Artinya media tidak memberi porsi representasi yang layak bagi penyandang disabilitas. Selain itu, media menampilkan disabilitas sering mendapat representasi yang keliru, penyandang disabilitas secara tidak adil dikotak-kotakan pada berbagai streotip yang menentukan pandangan masyarakat umum tentang mereka.
Dalam penelitiannya Paul Hunt menemukan berbagai streotip disabilitas di media. Diantaranya, menyedihkan dan perlu dikasihani, objek rasa penasaran, jahat atau licik, objek inspirasi, objek tertawaan, beban masyarakat, atau sebagai makhlul aseksual. Streotip media ini mempengaruhi cara pandang kita dan merugikan penyandang disabilitas.
Contohnya, pada riset tahun 2010 Erin Pritchard mengklaim banyak orang bertubuh kecil, atau menyandang dwarfisme merasa dirugikan citra mereka di media. Media cenderung menggambarkan mereka sebagai orang yang periang dan mempunyai selera humor tinggi. Salah satu akibatnya adalah masyarakat kerap memperlakukan mereka sebagai lelucon, ketika mereka menolak perlakuan itu mereka dianggap kaku dan terlalu serius ini semua karena streotip media tadi membentuk ekspetasi masyarakat dan mereka malah dianggap aneh jika tidak sesuai ekspetasi itu.
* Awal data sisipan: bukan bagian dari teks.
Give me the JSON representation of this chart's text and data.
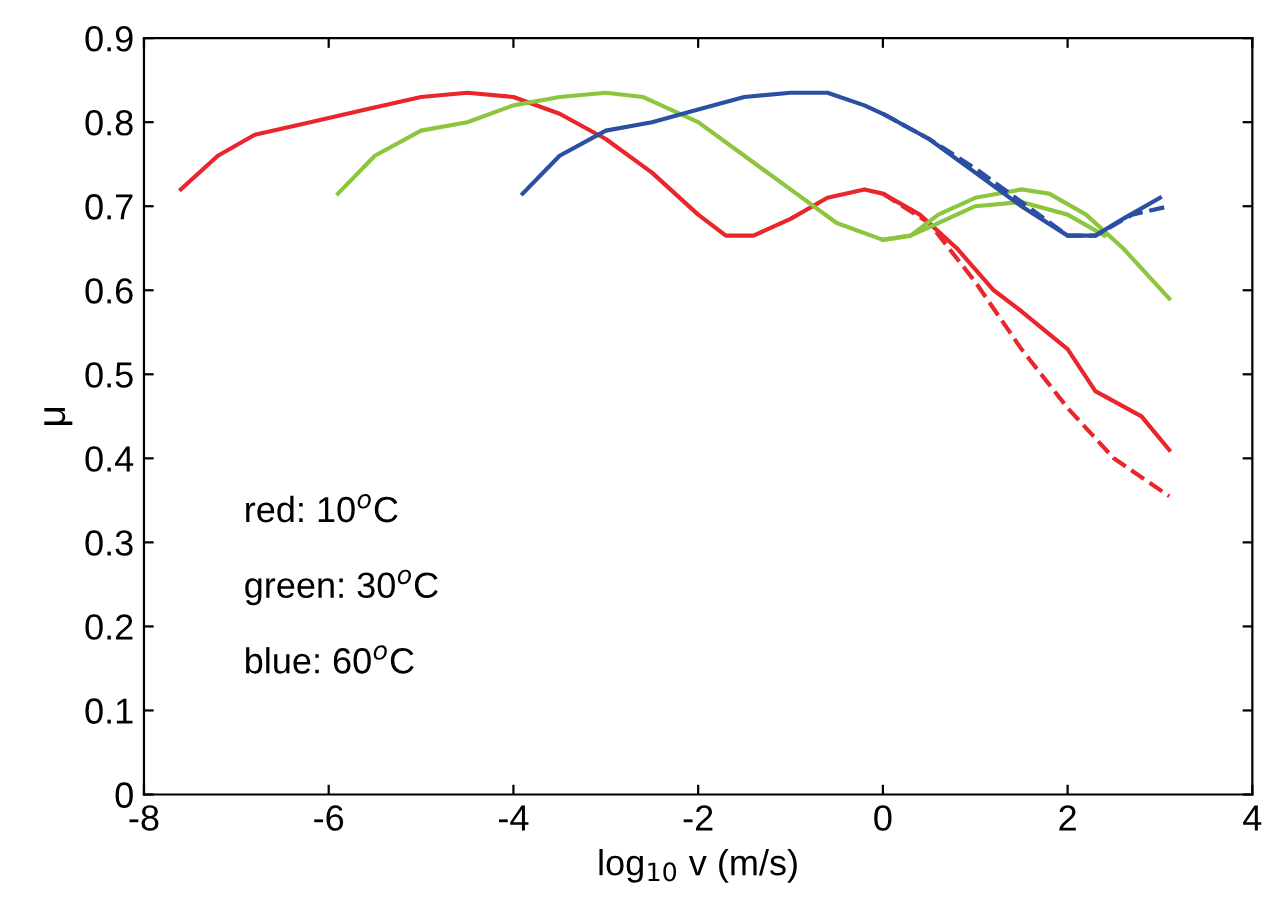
{
  "chart_data": {
    "type": "line",
    "xlabel": "log$_{10}$ v (m/s)",
    "ylabel": "μ",
    "xlim": [
      -8,
      4
    ],
    "ylim": [
      0,
      0.9
    ],
    "xticks": [
      -8,
      -6,
      -4,
      -2,
      0,
      2,
      4
    ],
    "yticks": [
      0,
      0.1,
      0.2,
      0.3,
      0.4,
      0.5,
      0.6,
      0.7,
      0.8,
      0.9
    ],
    "grid": false,
    "legend": false,
    "marker": "none",
    "annotations": [
      "red: 10$^{o}$C",
      "green: 30$^{o}$C",
      "blue: 60$^{o}$C"
    ],
    "series": [
      {
        "color": "#e8262b",
        "line_style": "solid",
        "x": [
          -7.6,
          -7.2,
          -6.8,
          -6.2,
          -5.6,
          -5,
          -4.5,
          -4,
          -3.5,
          -3,
          -2.5,
          -2,
          -1.7,
          -1.4,
          -1,
          -0.6,
          -0.2,
          0,
          0.4,
          0.8,
          1.2,
          1.5,
          2,
          2.3,
          2.8,
          3.1
        ],
        "values": [
          0.72,
          0.76,
          0.785,
          0.8,
          0.815,
          0.83,
          0.835,
          0.83,
          0.81,
          0.78,
          0.74,
          0.69,
          0.665,
          0.665,
          0.685,
          0.71,
          0.72,
          0.715,
          0.69,
          0.65,
          0.6,
          0.575,
          0.53,
          0.48,
          0.45,
          0.41
        ]
      },
      {
        "color": "#e8262b",
        "line_style": "dashed",
        "x": [
          0,
          0.5,
          1,
          1.5,
          2,
          2.5,
          3.1
        ],
        "values": [
          0.715,
          0.68,
          0.61,
          0.53,
          0.46,
          0.4,
          0.355
        ]
      },
      {
        "color": "#8cc63e",
        "line_style": "solid",
        "x": [
          -5.9,
          -5.5,
          -5,
          -4.5,
          -4,
          -3.5,
          -3,
          -2.6,
          -2,
          -1.5,
          -1,
          -0.5,
          0,
          0.3,
          0.6,
          1,
          1.5,
          1.8,
          2.2,
          2.6,
          3.1
        ],
        "values": [
          0.715,
          0.76,
          0.79,
          0.8,
          0.82,
          0.83,
          0.835,
          0.83,
          0.8,
          0.76,
          0.72,
          0.68,
          0.66,
          0.665,
          0.69,
          0.71,
          0.72,
          0.715,
          0.69,
          0.65,
          0.59
        ]
      },
      {
        "color": "#8cc63e",
        "line_style": "solid",
        "x": [
          0,
          0.3,
          0.6,
          1,
          1.5,
          2,
          2.4
        ],
        "values": [
          0.66,
          0.665,
          0.68,
          0.7,
          0.705,
          0.69,
          0.665
        ]
      },
      {
        "color": "#2b4fa2",
        "line_style": "solid",
        "x": [
          -3.9,
          -3.5,
          -3,
          -2.5,
          -2,
          -1.5,
          -1,
          -0.6,
          -0.2,
          0,
          0.5,
          1,
          1.5,
          2,
          2.3,
          2.6,
          3
        ],
        "values": [
          0.715,
          0.76,
          0.79,
          0.8,
          0.815,
          0.83,
          0.835,
          0.835,
          0.82,
          0.81,
          0.78,
          0.74,
          0.7,
          0.665,
          0.665,
          0.685,
          0.71
        ]
      },
      {
        "color": "#2b4fa2",
        "line_style": "dashed",
        "x": [
          0,
          0.5,
          1,
          1.5,
          2,
          2.3,
          2.7,
          3.1
        ],
        "values": [
          0.81,
          0.78,
          0.745,
          0.705,
          0.665,
          0.665,
          0.69,
          0.7
        ]
      }
    ]
  }
}
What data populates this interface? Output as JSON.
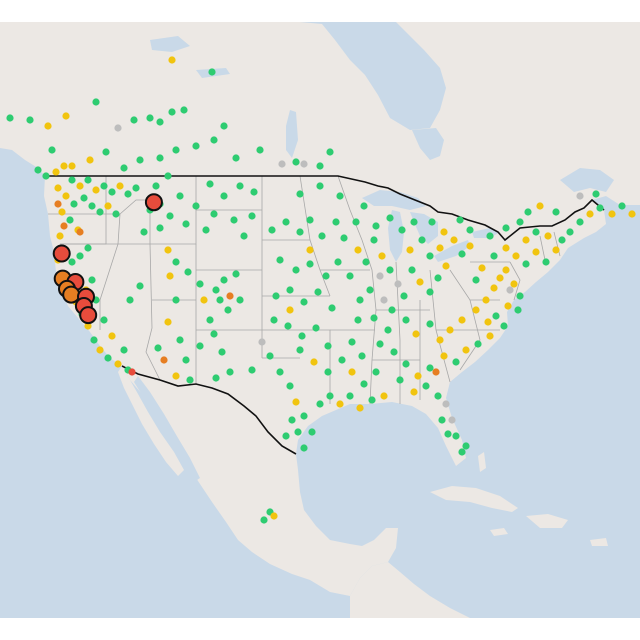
{
  "colors": {
    "water": "#c9d9e8",
    "land": "#ece8e4",
    "border": "#111111",
    "state_line": "#a8a8a8",
    "good": "#2ecc71",
    "moderate": "#f1c40f",
    "sensitive": "#e67e22",
    "unhealthy": "#e74c3c",
    "no_data": "#bdbdbd",
    "marker_outline": "#111111"
  },
  "marker_categories": [
    "good",
    "moderate",
    "sensitive",
    "unhealthy",
    "no_data"
  ],
  "large_markers": [
    {
      "lon": -114.7,
      "lat": 46.9,
      "category": "unhealthy"
    },
    {
      "lon": -123.4,
      "lat": 42.4,
      "category": "unhealthy"
    },
    {
      "lon": -123.3,
      "lat": 40.2,
      "category": "sensitive"
    },
    {
      "lon": -122.1,
      "lat": 39.9,
      "category": "unhealthy"
    },
    {
      "lon": -122.9,
      "lat": 39.3,
      "category": "sensitive"
    },
    {
      "lon": -122.5,
      "lat": 38.8,
      "category": "sensitive"
    },
    {
      "lon": -121.1,
      "lat": 38.6,
      "category": "unhealthy"
    },
    {
      "lon": -121.3,
      "lat": 37.8,
      "category": "unhealthy"
    },
    {
      "lon": -120.9,
      "lat": 37.0,
      "category": "unhealthy"
    }
  ]
}
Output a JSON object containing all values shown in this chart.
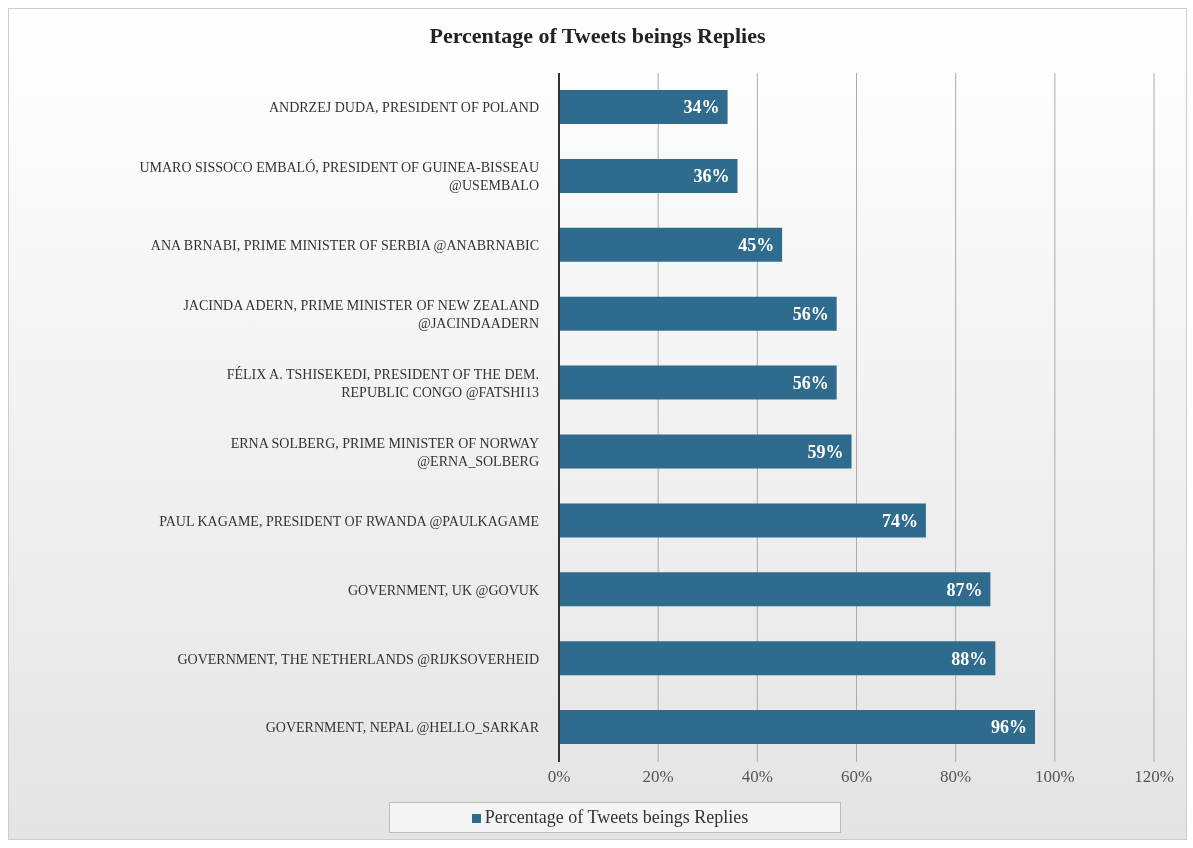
{
  "chart_data": {
    "type": "bar",
    "orientation": "horizontal",
    "title": "Percentage of Tweets beings Replies",
    "categories": [
      "ANDRZEJ DUDA, PRESIDENT OF POLAND",
      "UMARO SISSOCO EMBALÓ, PRESIDENT OF GUINEA-BISSEAU @USEMBALO",
      "ANA BRNABI, PRIME MINISTER OF SERBIA @ANABRNABIC",
      "JACINDA ADERN, PRIME MINISTER OF NEW ZEALAND @JACINDAADERN",
      "FÉLIX A. TSHISEKEDI, PRESIDENT OF THE DEM. REPUBLIC CONGO @FATSHI13",
      "ERNA SOLBERG, PRIME MINISTER OF NORWAY @ERNA_SOLBERG",
      "PAUL KAGAME, PRESIDENT OF RWANDA @PAULKAGAME",
      "GOVERNMENT, UK @GOVUK",
      "GOVERNMENT, THE NETHERLANDS @RIJKSOVERHEID",
      "GOVERNMENT, NEPAL @HELLO_SARKAR"
    ],
    "series": [
      {
        "name": "Percentage of Tweets beings Replies",
        "color": "#2e6b8c",
        "values": [
          34,
          36,
          45,
          56,
          56,
          59,
          74,
          87,
          88,
          96
        ],
        "value_labels": [
          "34%",
          "36%",
          "45%",
          "56%",
          "56%",
          "59%",
          "74%",
          "87%",
          "88%",
          "96%"
        ]
      }
    ],
    "xlim": [
      0,
      120
    ],
    "xticks": [
      {
        "value": 0,
        "label": "0%"
      },
      {
        "value": 20,
        "label": "20%"
      },
      {
        "value": 40,
        "label": "40%"
      },
      {
        "value": 60,
        "label": "60%"
      },
      {
        "value": 80,
        "label": "80%"
      },
      {
        "value": 100,
        "label": "100%"
      },
      {
        "value": 120,
        "label": "120%"
      }
    ],
    "grid": "x",
    "legend": "bottom"
  }
}
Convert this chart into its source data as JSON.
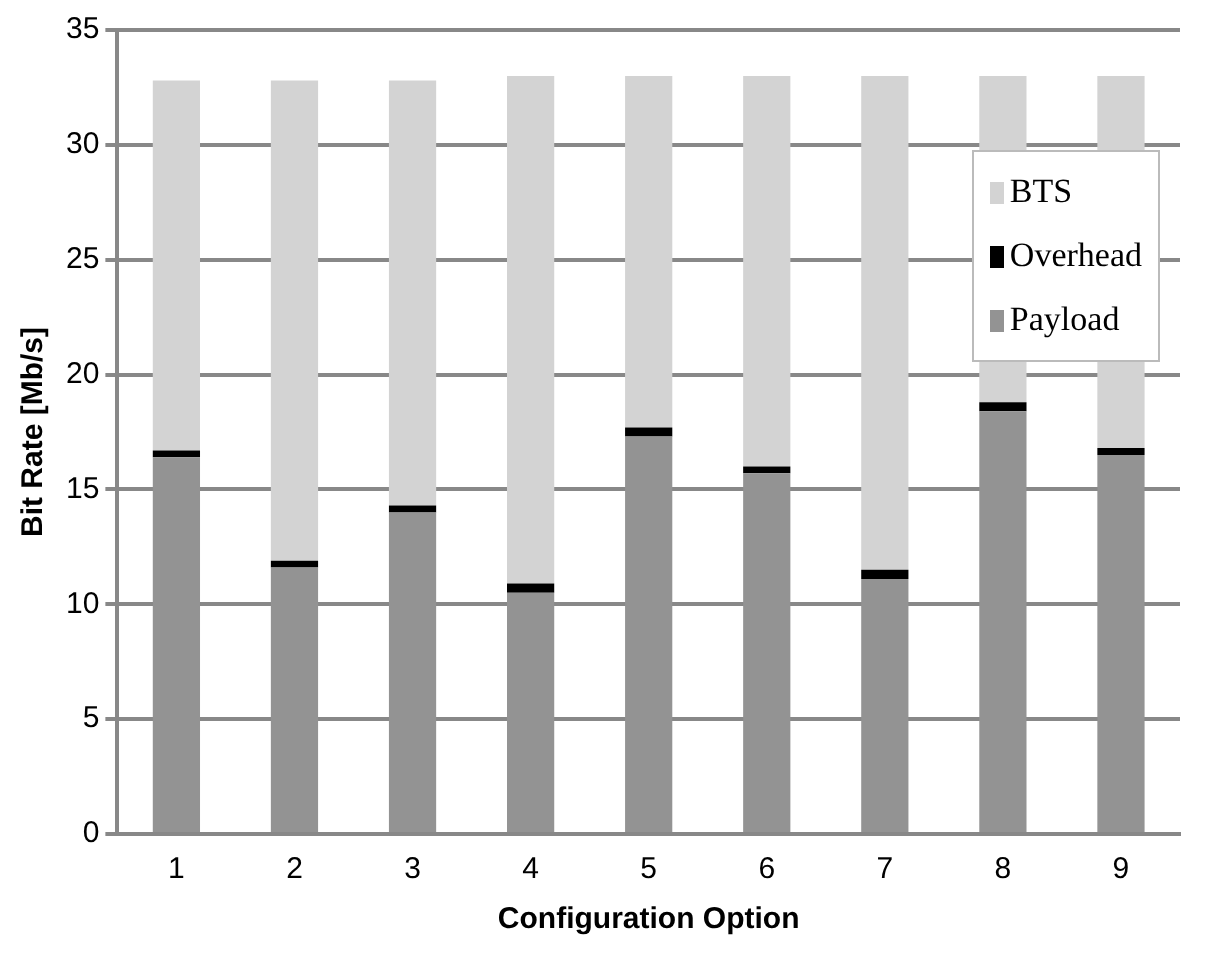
{
  "chart_data": {
    "type": "bar",
    "stacked": true,
    "xlabel": "Configuration Option",
    "ylabel": "Bit Rate [Mb/s]",
    "categories": [
      "1",
      "2",
      "3",
      "4",
      "5",
      "6",
      "7",
      "8",
      "9"
    ],
    "series": [
      {
        "name": "Payload",
        "color": "#939393",
        "values": [
          16.4,
          11.6,
          14.0,
          10.5,
          17.3,
          15.7,
          11.1,
          18.4,
          16.5
        ]
      },
      {
        "name": "Overhead",
        "color": "#000000",
        "values": [
          0.3,
          0.3,
          0.3,
          0.4,
          0.4,
          0.3,
          0.4,
          0.4,
          0.3
        ]
      },
      {
        "name": "BTS",
        "color": "#d3d3d3",
        "values": [
          16.1,
          20.9,
          18.5,
          22.1,
          15.3,
          17.0,
          21.5,
          14.2,
          16.2
        ]
      }
    ],
    "ylim": [
      0,
      35
    ],
    "yticks": [
      0,
      5,
      10,
      15,
      20,
      25,
      30,
      35
    ],
    "grid": "y",
    "legend": "top right"
  }
}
Penyandang disabilitas juga kerap ditampilkan dalam narasi inspiratif di media. Biasanya, acara jenis ini mengagungkan pencapaian-pencapaian penyandang disabilitas dan kemampuan mereka menghadapi rintangan,wajar kalau narasi sejenis ini muncul. Tapi, meski terkesan positif bingkai ini bisa bermasalah jika dilakukan secara terus menerus. Saking menjengkelkannya, narasi ini sering disebut sebagai Inspiration Porn.
Masalahnya, narasi ini sering membuat kita fokus pada heroisme penyandang disabilitas dalam menghadapi tantangan. Namun, dengan fokusnya terhadap heroisme individu, ia luput membahas siapa penjahatnya. Penjahatnya adalah lingkungan fisik dan sosial yang mempersulit hidup mereka. Kita bisa lupa, bahwa rintangan-rintangan itu seharusnya dari awal tidak ada. Idealnya, bukanlah sesuatu yang istimewa bagi penyandang disabilitas untuk bisa sekolah, bisa jalan-jalan di seantero perkotaan dan memiliki pencapaian-pencapaian pribadi.
Tapi, karena kita secara sosial tidak memperjuangkan fasilitas yang ramah disabilitas pencapaian ini jadi sesuatu yang spesial. Pada akhirnya, narasi inspirasi ini tetap mendifinisikan penyandang disabilitas sebagai "lain" berbeda, bukan sebagai manusia yang setara. Penggambaran seperti ini tidak ditunjukan untuk menguntungkan penggambaran kelompok disabilitas tapi untuk hiburan khalayak.
Streotip ini membuat kita gagal memahami isu disabilitas secara adil dan menyeluruh. Media tidak memandang mereka setara dengan manusia yang non-disabilitas, manusia yang kompleks dan punya banyak dimensi. Penyandang disabilitas tidak butuh dikasihani atau diagung-agungkan yang mereka butuhkan adalah kesempatan.
Kita perlu mendorong representasi penyandang disabilitas yang didasari kesadaran atas hak-hak mereka bukan didasari rasa kasihan. Namun sulit untuk mendorong perspektif yang adil ini selama media belum menampilkan mereka sebagai manusia yang utuh.